Analysis and Countermeasures of limitations of IDS vswitches

I. Problems

Intrusion Detection System (IDS) is a popular security product in the past two years. In the network security System, IDS can detect intrusions and generate alerts. The intrusion includes not only hacker attacks, but also abnormal network behaviors, such as leakage of internal network confidential information and illegal use of network resources.

To ensure network security, many security products are required, including anti-virus, firewall, server security reinforcement, encrypted transmission, and identity authentication. Compared with them, IDS has more intelligent features, allowing you to identify network intrusions, trigger alarms, and block them in real time.

However, in the past two years, vendors, media, and websites have been promoting IDS from the front, but they have avoided IDS defects. Among the many defects, the data image and VLAN of the switch bring great trouble to the application of the network intrusion detection system (NIDS. However, a large number of IDS vendors have avoided this, which will mislead users and make them unable to maximize their own security value.

Ii. Problem Analysis

Because shared hubs can monitor networks and pose great threats to network security, switches are usually used on networks, especially high-speed networks ), this makes network listening of the network intrusion detection system troublesome.

1. One problem: Switch Port Image

To understand the problem of the intrusion detection system listening in the vswitch environment, you need to understand the different working principles of the hub and vswitch. A hub does not have a connection concept. Instead, it sends each data packet to each port except the port on which the data packet comes in. However, a vswitch is based on a connection. When a temporary connection on the vswitch comes in with a data packet, the vswitch sends the data packet to the destination port of the connection and then forwards the data packet from the destination port. Therefore, in the hub environment, we can connect the sensor of the network intrusion detection system to any port. For a switch, we must be sure that the sensor can "see" the required network traffic.

In this case, you need to set a special listening port on the vswitch. The listening Port is a special Port configured on the Switch. The SPAN (Switch Port Analyzer) is usually used to check the network usage. The SPAN Port is also called the listening Port (Spy) port or Mirror port.

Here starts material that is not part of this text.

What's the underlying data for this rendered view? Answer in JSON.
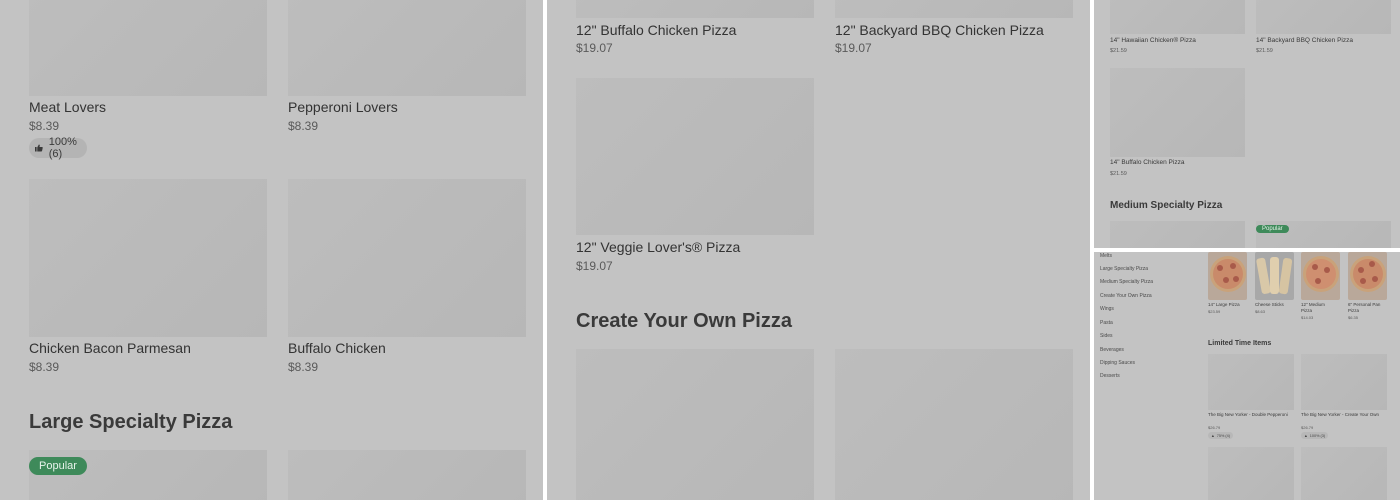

The switch will mirror the communication data of the specified port to the listening port, so that the network sensor can capture the data of the specified port. As shown in Example 1, to listen for the connection between the vswitch and the resource host, we need to tell the vswitch to mirror the port data of the resource host to the IDS port. This method can work with the transmitted data, received data, and the above two. Some vswitches do not support the Image Port function. Some vswitches cannot transmit 100% of the data to the Image Port. Therefore, even if IDS is configured with detection rules for specific attacks, this attack will be missed. Moreover, a vswitch can only mirror one port at a time, so it is difficult and impossible to monitor multiple machines.

　
Figure 1: vswitch port Image Monitoring

In addition, the port image has the following defects in the switching environment:

● Generally, the full duplex mode is used to connect to a vswitch. That is, the bidirectional traffic on a 200 MB vswitch may reach 100 MB, but the traffic on the listening port can reach MB at most, resulting in packet loss;

● To save vswitch ports, it is very likely to be configured as one vswitch port to listen to multiple other ports. Under normal traffic, all listening ports can be listened to, but when attacked, the network traffic may increase, so that the total traffic on the monitored port exceeds the upper limit of the listening port, resulting in packet loss on the switch;

● When a vswitch is under heavy load, the speed of the listening port cannot catch up with the speed of other ports, resulting in packet loss. If a listening port needs to listen on data from all the vswitch ports, packet loss will become more serious;

● Adding listening ports means that more switch ports are required. You may need to purchase additional switches, even modify the network structure (for example, a VLAN on a switch needs to be distributed to two switches now );

● Vswitches of different manufacturers and models have different functions on the Image Port. Some vswitches can set any port to an Image Port, while some vswitches can only set a port to an Image Port (such as Port 1). Some vswitches can monitor data of all ports on the Image Port, some switches can only listen to one port at the same time on the mirror port;

● The vswitches that support listening are much more expensive than the vswitches that do not support listening. Many networks do not consider network listening requirements during design. The purchased vswitches do not support network listening, or the listening performance is poor, therefore, you need to change the vswitch when preparing to install NIDS.